秦帅:“操,可能真的发烧了,他的酒量,喝点酒又不是清蒸大闸蟹,哪能这么烫啊?”
梦夏有些懵:“他睡着了,现在怎么办啊?”
秦帅犹豫几秒:“你先给老肖打个电话吧,他没法来的话再打给我。”
老肖的电话没响几下就通了,声音还很精神,问:“梦夏?怎么了?”
“沈琰好像是发烧了,我想送他去医院。”
“你等着,我马上就来。

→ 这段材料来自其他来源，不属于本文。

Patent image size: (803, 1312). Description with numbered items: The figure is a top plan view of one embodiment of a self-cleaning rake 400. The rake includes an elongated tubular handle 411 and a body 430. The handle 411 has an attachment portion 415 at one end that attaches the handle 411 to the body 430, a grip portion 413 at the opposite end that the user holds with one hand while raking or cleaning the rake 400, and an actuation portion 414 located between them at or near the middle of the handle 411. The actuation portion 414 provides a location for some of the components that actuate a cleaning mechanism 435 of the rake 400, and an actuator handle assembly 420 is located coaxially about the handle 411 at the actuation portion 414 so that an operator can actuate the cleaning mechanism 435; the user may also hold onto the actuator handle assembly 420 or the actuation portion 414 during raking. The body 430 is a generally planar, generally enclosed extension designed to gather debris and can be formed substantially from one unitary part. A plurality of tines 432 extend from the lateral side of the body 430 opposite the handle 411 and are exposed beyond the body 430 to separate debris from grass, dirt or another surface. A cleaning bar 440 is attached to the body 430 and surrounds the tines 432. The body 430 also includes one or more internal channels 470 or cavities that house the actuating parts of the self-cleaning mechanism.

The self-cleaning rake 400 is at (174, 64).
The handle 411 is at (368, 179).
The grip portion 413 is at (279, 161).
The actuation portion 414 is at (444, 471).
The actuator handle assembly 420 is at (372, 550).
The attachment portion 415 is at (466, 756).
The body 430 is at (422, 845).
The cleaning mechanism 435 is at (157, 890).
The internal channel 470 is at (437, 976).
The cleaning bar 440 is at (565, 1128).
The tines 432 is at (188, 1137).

”
梦夏拧了湿毛巾,给他擦脸、擦脖子、擦手臂,叠成长方形覆在他额头上。
他睡得很沉,却不怎么安稳,时不时动一下,轻哼一声,梦夏一直坐在床边守着他,毛巾温热起来,便重新浸到水里弄凉了再给他覆上。
莫约半个多小时,老肖急匆匆赶来,一见到沈琰便痛心疾首道:“这孩子,从小身体好得很,这几个月在外头吃不好睡不好,把身体都耗坏了。”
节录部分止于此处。